Five Shrubs that Flower in Early Spring

Springtime means flowers!  But for many types of flowers, that can be tall order in our Northern climate.  A way around this is by planting hardier shrubs that can get a head start in the cold and are ready to produce flowers when the weather starts warming up.  For a list of five shrubs that flower in early spring, check out this list.

Flowering Quince (Chaenomeles speciosa)

The Flowering Quince produces bright red, orange, pink or white flowers before the leaves are fully grown making this shrub a standout in the early months of spring.  As it gets older it may eventually produce quince fruit as well.  The shrub itself has many thorns which makes it ideal for use as a barrier.

Korean Spice Viburnum (Viburnum carlesii)

The Korean Spice Viburnum produces small, fragrant, pink to white flower clusters in March and April.  These will eventually morph into bright red berries that will turn black as the summer progresses.  This medium size, deciduous shrub does best in full sun or partial shade but is still fairly easy to maintain.  It works well as a hedge or screen plant.

Bearberry (Arctostaphylos uva-ursi)

A Canadian native also known as kinnikinnick, this low lying, evergreen shrub is often more suitable as ground cover or for stabilizing hillsides.  It has small white or pink flowers that appear in April and eventually give way to red berries.  First Nations groups use bearberry for its astringent and antiseptic properties.

Japanese Rose (Kerria japonica)

Japanese Rose might be a misnomer as this isn’t actually a rose.  Another common name for this shrub is Japanese Kerria which may not sound as familiar, but is actually closer to correct.  

It produces large clusters of bright yellow flowers which can last for up to six weeks.  The shrub works well in the shade and is drought tolerant making it an easy to care for plant.

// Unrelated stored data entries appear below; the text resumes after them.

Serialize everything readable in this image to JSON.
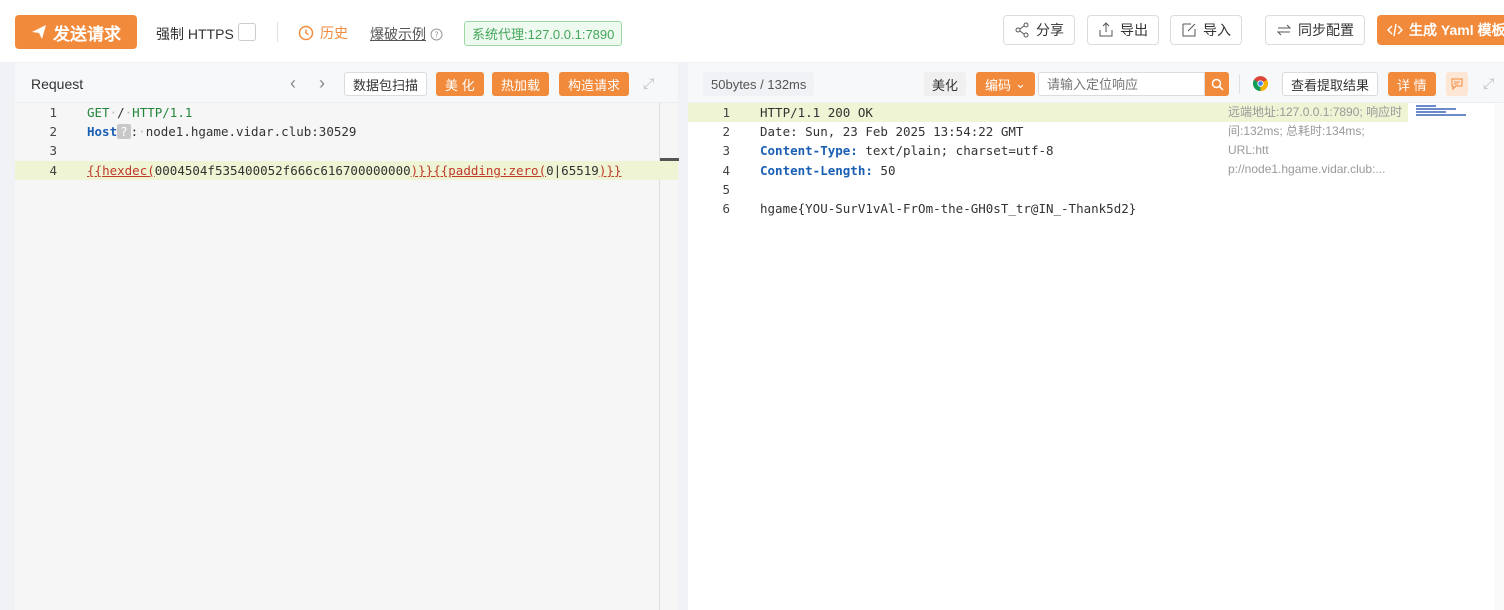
{
  "toolbar": {
    "send_label": "发送请求",
    "https_label": "强制 HTTPS",
    "history_label": "历史",
    "fuzz_label": "爆破示例",
    "proxy_label": "系统代理:127.0.0.1:7890",
    "share_label": "分享",
    "export_label": "导出",
    "import_label": "导入",
    "sync_label": "同步配置",
    "yaml_label": "生成 Yaml 模板"
  },
  "request": {
    "title": "Request",
    "scan_label": "数据包扫描",
    "beautify_label": "美 化",
    "hotload_label": "热加载",
    "build_label": "构造请求",
    "lines": [
      {
        "num": "1"
      },
      {
        "num": "2"
      },
      {
        "num": "3"
      },
      {
        "num": "4"
      }
    ],
    "line1": {
      "method": "GET",
      "path": "/",
      "proto": "HTTP/1.1"
    },
    "line2": {
      "key": "Host",
      "value": "node1.hgame.vidar.club:30529"
    },
    "line4": {
      "hexdec_fn": "hexdec",
      "hex_value": "0004504f535400052f666c616700000000",
      "padding_fn": "padding:zero",
      "pad_arg1": "0",
      "pad_arg2": "65519"
    }
  },
  "response": {
    "stats": "50bytes / 132ms",
    "beautify_label": "美化",
    "encoding_label": "编码",
    "search_placeholder": "请输入定位响应",
    "extract_label": "查看提取结果",
    "detail_label": "详 情",
    "lines": [
      {
        "num": "1"
      },
      {
        "num": "2"
      },
      {
        "num": "3"
      },
      {
        "num": "4"
      },
      {
        "num": "5"
      },
      {
        "num": "6"
      }
    ],
    "line1": "HTTP/1.1 200 OK",
    "line2": "Date: Sun, 23 Feb 2025 13:54:22 GMT",
    "line3": {
      "key": "Content-Type:",
      "value": "text/plain; charset=utf-8"
    },
    "line4": {
      "key": "Content-Length:",
      "value": "50"
    },
    "line6": "hgame{YOU-SurV1vAl-FrOm-the-GH0sT_tr@IN_-Thank5d2}",
    "side_info": [
      "远端地址:127.0.0.1:7890; 响应时",
      "间:132ms; 总耗时:134ms; URL:htt",
      "p://node1.hgame.vidar.club:..."
    ]
  },
  "colors": {
    "accent": "#f28a3c",
    "proxy_green": "#43a65a",
    "keyword_blue": "#1a5fb4"
  }
}
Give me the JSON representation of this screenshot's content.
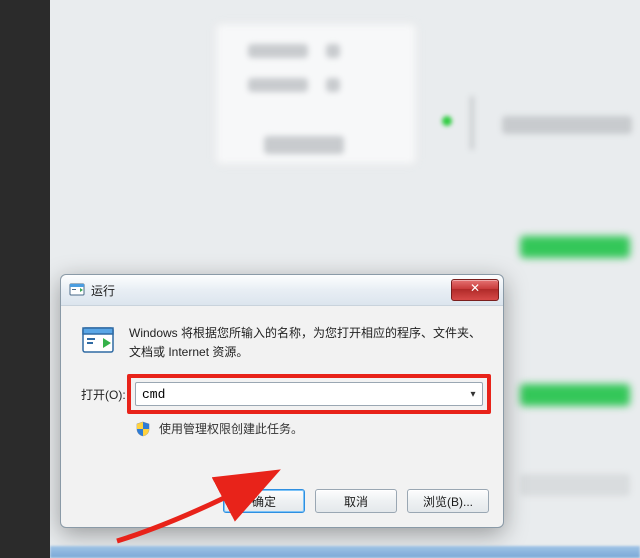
{
  "dialog": {
    "title": "运行",
    "description": "Windows 将根据您所输入的名称，为您打开相应的程序、文件夹、文档或 Internet 资源。",
    "open_label": "打开(O):",
    "open_value": "cmd",
    "admin_note": "使用管理权限创建此任务。",
    "buttons": {
      "ok": "确定",
      "cancel": "取消",
      "browse": "浏览(B)..."
    },
    "close_glyph": "✕"
  }
}
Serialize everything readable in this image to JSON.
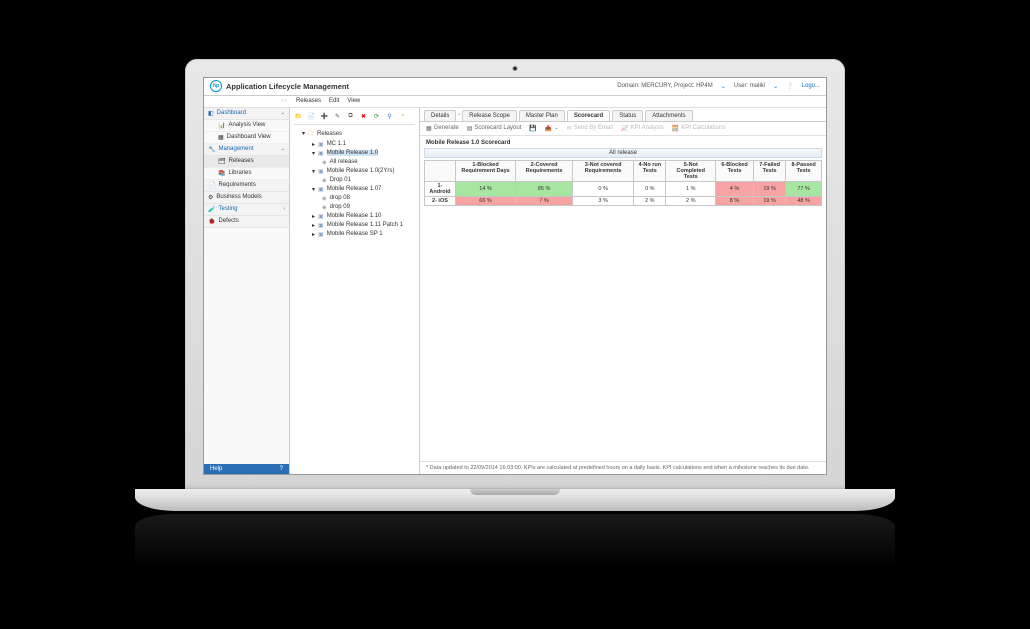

Hepatica (Hepatica nobilis)

This wildflower is an early spring bloomer that can grow well in a backyard when provided with moist, woodland-like conditions.  It’s native from Manitoba in the west to Nova Scotia in the east and describes a range of what were previously considered different species.   It creates inch wide flowers of a white, pink or bluish colour that last for about a month before the leaves come in.